MINERALS & METALLURGICAL PROCESSING
Development of a new fine particle dry separator
Minerals & Metallurgical Processing
, 2018, Vol. 35, No. 2, pp. 77-86
Akbari, H.; Ackah, L.A.; Mohanty, M.K.
Dry coal cleaning has generated renewed interest in scientific and coal mining communities alike due to water scarcity in many parts of the world and the numerous tailings ponds that have resulted from traditional wet coal preparation methods. Commercially available dry separation technologies such as air tables and air jigs are mostly effective in cleaning coarse coal with particle size larger than 6.35 mm. The smaller-than-6.35 mm fraction, which might be up to 20 to 40 percent of raw coal, is sent to the clean coal or tailings streams in a dry separation plant without any cleaning. The main objective of this study is to develop, design and fabricate a new density-based dry separator to effectively clean fine coal in the size range of smaller than 6.35 mm to larger than 1 mm.
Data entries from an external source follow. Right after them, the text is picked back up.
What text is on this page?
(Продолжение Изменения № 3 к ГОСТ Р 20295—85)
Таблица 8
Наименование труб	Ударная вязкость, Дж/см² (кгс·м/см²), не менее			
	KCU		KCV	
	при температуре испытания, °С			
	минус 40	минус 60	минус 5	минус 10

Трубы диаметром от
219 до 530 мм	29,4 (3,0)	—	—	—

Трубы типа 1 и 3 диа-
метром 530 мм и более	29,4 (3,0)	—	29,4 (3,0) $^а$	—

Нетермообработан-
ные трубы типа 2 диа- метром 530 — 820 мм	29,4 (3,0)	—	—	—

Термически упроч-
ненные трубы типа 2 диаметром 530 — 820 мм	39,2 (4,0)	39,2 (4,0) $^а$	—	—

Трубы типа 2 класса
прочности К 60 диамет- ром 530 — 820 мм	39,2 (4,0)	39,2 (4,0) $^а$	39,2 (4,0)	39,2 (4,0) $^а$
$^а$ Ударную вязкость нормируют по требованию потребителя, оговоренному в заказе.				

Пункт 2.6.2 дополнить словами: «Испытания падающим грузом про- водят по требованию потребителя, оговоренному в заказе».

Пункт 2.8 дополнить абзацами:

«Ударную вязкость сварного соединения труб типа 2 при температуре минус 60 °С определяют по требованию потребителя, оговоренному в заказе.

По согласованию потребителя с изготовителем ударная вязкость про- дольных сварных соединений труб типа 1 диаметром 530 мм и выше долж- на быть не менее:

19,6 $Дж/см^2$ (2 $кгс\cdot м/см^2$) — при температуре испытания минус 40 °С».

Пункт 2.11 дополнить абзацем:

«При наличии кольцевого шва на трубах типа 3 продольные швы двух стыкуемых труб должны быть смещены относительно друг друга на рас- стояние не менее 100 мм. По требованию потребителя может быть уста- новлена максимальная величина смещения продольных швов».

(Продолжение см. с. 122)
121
A difficult-to-clean coal sample with particle size smaller than 6.35 mm and flat-shaped shales as main rocks were used in this study. Using a laboratory-scale fluidization bed, the optimum air flow rate for fluidization of fine particles in air tables was found, which was much less than that for coarse coal. The perforations diameter and open area of the separating deck of the air table were also found to be critical for fine particle separation. These findings led to the development of a new air table named SIU Airtable for cleaning fine coal sized smaller than 6.35 mm and larger than 1 mm. The new air table has a unique air distribution and fluidization system for fine particles, along with adjustable vibration frequency and direction. It also has an optional extended section to lower the moisture content of high-moisture fine coal using part of the fluidization air. The experiments showed that an ash rejection of about 49 percent could be achieved with a combustible recovery of around 89 percent, indicating suitable separation. Furthermore, increasing ash rejection to 70 percent gives a combustible recovery of 72 percent, indicating that the separation performance of the new air table is close to the fine coal washability data.